All’interno del carcere, la stesura di un calendario delle vaccinazioni contro l’epatite B può essere accolta con condiscendenza da parte dei detenuti.

 

Lo screening dell’epatite C, deve essere proposto a tutti i detenuti a rischio. I detenuti che risultassero positivi devono essere curati.

 

I. L’educazione del personale sanitario

 

Il personale carcerario deve essere addestrato e aggiornato regolarmente su tutti gli aspetti collegati all’HIV, all’epatite e alla tossicodipendenza, da un punto di vista medico, psicologico e sociale, in modo da potersi sentire sicuri e di essere in grado di dare ai detenuti la guida e il supporto più appropriati.

 

Il personale carcerario deve essere sempre a conoscenza delle misure necessarie per evitare la trasmissione dei virus.

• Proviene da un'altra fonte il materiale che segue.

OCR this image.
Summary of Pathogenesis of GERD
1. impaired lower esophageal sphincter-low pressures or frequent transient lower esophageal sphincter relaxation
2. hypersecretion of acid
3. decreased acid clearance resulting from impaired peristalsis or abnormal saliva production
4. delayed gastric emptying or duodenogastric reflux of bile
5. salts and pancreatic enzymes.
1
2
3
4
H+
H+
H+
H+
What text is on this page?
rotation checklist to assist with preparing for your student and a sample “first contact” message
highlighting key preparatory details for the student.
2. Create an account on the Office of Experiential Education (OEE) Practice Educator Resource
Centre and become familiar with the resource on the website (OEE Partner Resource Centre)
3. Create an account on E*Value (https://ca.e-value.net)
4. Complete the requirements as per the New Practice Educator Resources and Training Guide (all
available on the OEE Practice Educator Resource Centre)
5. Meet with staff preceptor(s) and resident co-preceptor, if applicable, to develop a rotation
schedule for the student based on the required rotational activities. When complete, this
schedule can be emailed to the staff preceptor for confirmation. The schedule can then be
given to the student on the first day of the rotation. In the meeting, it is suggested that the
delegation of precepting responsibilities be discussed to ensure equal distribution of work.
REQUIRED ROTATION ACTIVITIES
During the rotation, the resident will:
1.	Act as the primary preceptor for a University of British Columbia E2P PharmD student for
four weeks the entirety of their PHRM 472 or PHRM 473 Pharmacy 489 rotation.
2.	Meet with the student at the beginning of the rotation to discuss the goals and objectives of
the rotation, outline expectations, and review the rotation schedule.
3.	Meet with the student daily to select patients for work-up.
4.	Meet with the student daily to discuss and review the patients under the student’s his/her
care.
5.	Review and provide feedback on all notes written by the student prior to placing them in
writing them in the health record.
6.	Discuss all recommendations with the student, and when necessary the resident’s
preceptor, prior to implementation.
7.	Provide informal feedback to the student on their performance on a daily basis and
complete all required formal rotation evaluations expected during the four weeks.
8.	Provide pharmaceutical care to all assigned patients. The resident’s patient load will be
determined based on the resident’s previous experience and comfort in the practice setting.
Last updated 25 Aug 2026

Non è importante sapere se un detenuto è o meno sieropositivo, e occorre avere sempre un atteggiamento equanime, evitando ogni discriminazione.

 

I penitenziari e le agenzie esterne devono cooperare a tutti i livelli, scambiandosi ogni informazione necessaria.

 

Il personale carcerario deve essere vaccinato, almeno contro l’epatite B, dal momento che il rischio di contrarre questa malattia, ispezionando tasche e borse, è elevato.

 

Il personale carcerario ha bisogno di precise informazioni per riuscire a gestire le situazioni di emergenza. Devono essere redatti dei protocolli di pronto intervento per affrontare nuovi casi di HIV o epatite.

Il personale carcerario deve essere informato con completezza sui sistemi di prevenzione.

 

J. Prevenzione pre-scarcerazione e prima dei permessi

 

Prima di usufruire di un permesso, a un detenuto devono essere distribuiti preservativi e kit di prevenzione.

I detenuti con problemi di tossicodipendenza devono beneficiare di programmi pre-rilascio "ad hoc" e, in particolare, devono essere informati su come evitare la morte per overdose (una delle cause di decesso precoce più frequente tra i detenuti tossicodipendenti rilasciati dal carcere).

Questi programmi potrebbero essere di supporto alle cure mediche e sociali proposte all’interno del carcere. Gli istituti penitenziari devono diventare un ponte, tra il detenuto e il centro di tossicodipendenza delle comunità.